Láquesis le dio el hado dispuesto. Cloto lo sancionó. Atropo lo hizo irreversible. La sensación de angustia creció, la suerte estaba echada. ¿Qué animal sería su nuevo destino? ¿Cuál forma de vida? ¿En qué planeta? ¿Bajo qué sol?

Sólo entonces fue plenamente consciente de sus maldades. Cuando, la que ya no permite cambio alguno, cerró su nuevo vivir, se sintió un alma sucia y llena de miasma, arrepentida de los temibles pecados cometidos en la última existencia.

Un mulo esclavo, una arrastrada sierpe, un antílope huesudo y delicioso, un pajarillo abierto por el halcón, un gordo pez enturbiando las aguas con sus hígados devorados, un escarabajo entre heces hediondas, un buitre de cuello mugriento por las carnes tábidas...

Cada destino imaginado era peor. La cólera del Engendrador no tenía límite. Corrían rumores de que algunos de sus ángeles de luz habían sido expulsados a la Tierra, transformados en el mismo sufrir hecho animal. Las almas temblaban aliviadas pensando que tanta crueldad sólo cabía con lo más querido; al fin y a la postre, por malas que hubieran sido: ¿quiénes eran ellas a lado de los mensajeros del rostro de Dios? Una especie nueva había sido creada para ellos como castigo a su traición: ¿qué desdichas no habría previsto el Uno en su venganza?

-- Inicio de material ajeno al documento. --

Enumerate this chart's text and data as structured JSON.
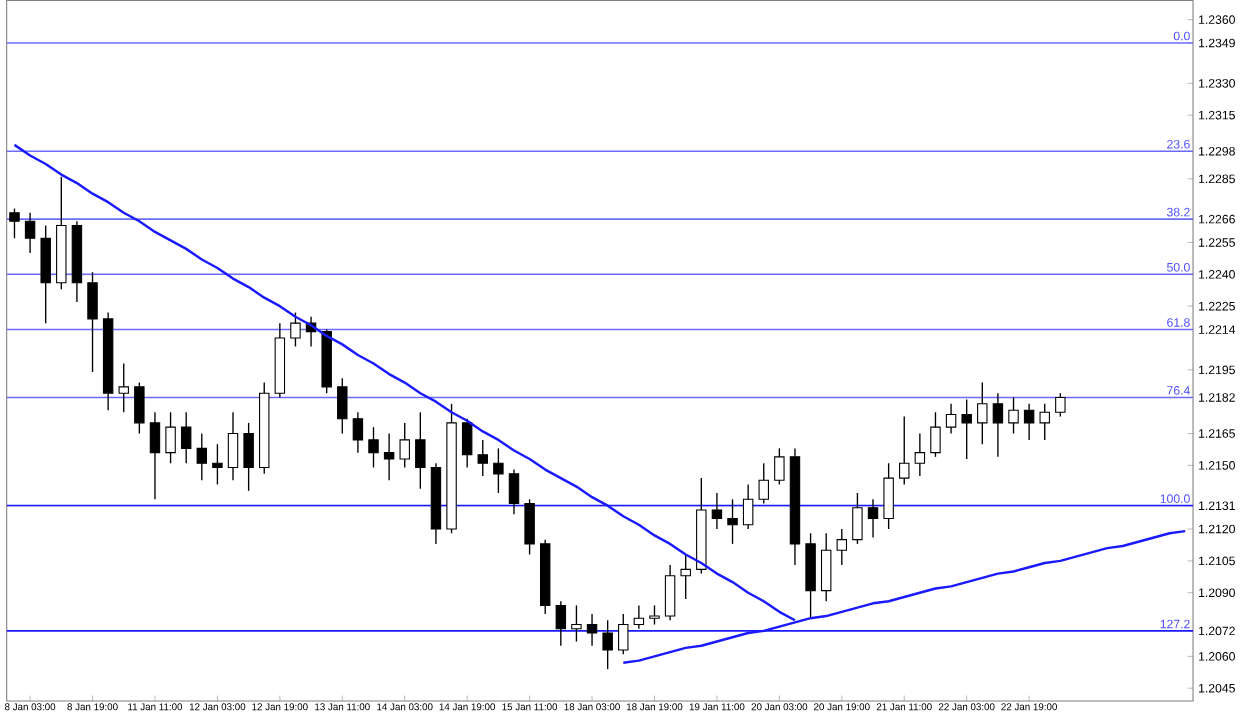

Las almas pasaron al otro lado del Trono de la Necesidad. Un calor asfixiante las recibió; sofocadas y sedientas atravesaban el Campo del Olvido. Un resplandor deslumbrante presidía todo, la sequedad era absoluta y los aires quemaban. Se oían jadeos de ánimas desesperadas, avanzando empós de la esperanza del murmullo lejano, un susurro de aguas delicadas capaces de calmar tan gran deseo. Grande fue su maldad. Guardaba la certeza de que su destino habría de ser el más vil posible. Lloraba de sed y desamparo. Todo el poder, la grandeza, la fuerza ilimitada de Dios, estaban allí, en aquella llanura onírica, irreal en apariencia, real como el dolor pavoroso que ataba el alma a su terror, temerosa del designio renovado.

Extraño torrente el que surcaba la planicie. Desnudo el horizonte de árboles y de todo cuanto producen las tierras, el Río de la Despreocupación marcaba el límite de la romería por el otro mundo. Las almas se lanzaban presas de la desesperación y bebían sus aguas dulces hasta caer atolondradas; el alivio de la sed era lento y las aguas volvían rápidamente al cauce, puesto que Dios las hizo incontenibles en vasija alguna.

Saciada por fin, la multitud salió a reposar en la ribera. Oscureció pero la cercanía del brillo de los astros no permitía la noche. Mareada por los licores narcóticos del Olvido, el alma lloraba su desconsuelo incapaz de adivinar la cadena de atrocidades a que habría sido penada. La peor de las criaturas, ésa sería su fatalidad, lo último.

Bien entrada la tiniebla tembló la tierra tras un trueno sobrecogedor; las almas lloraban despavorecidas. Al siguiente relámpago y tronar, vio cómo algunas eran elevadas e iniciaban sus travesías a sitios diferentes para sus nacimientos. Restalló otro y perdió la gravedad. Notó una aceleración y, al trasponer el río, el Olvido y la Despreocupación le durmieron. En sus viajes se deslizaban las vidas futuras a modo de una lluvia de fugaces estrellas.

En aquel véspero, sobre la Tierra, Eva supo del dolor de parir. Y, en mitad del silencio prístino de la sonochada, sonó el vagido primero de un varón: Caín.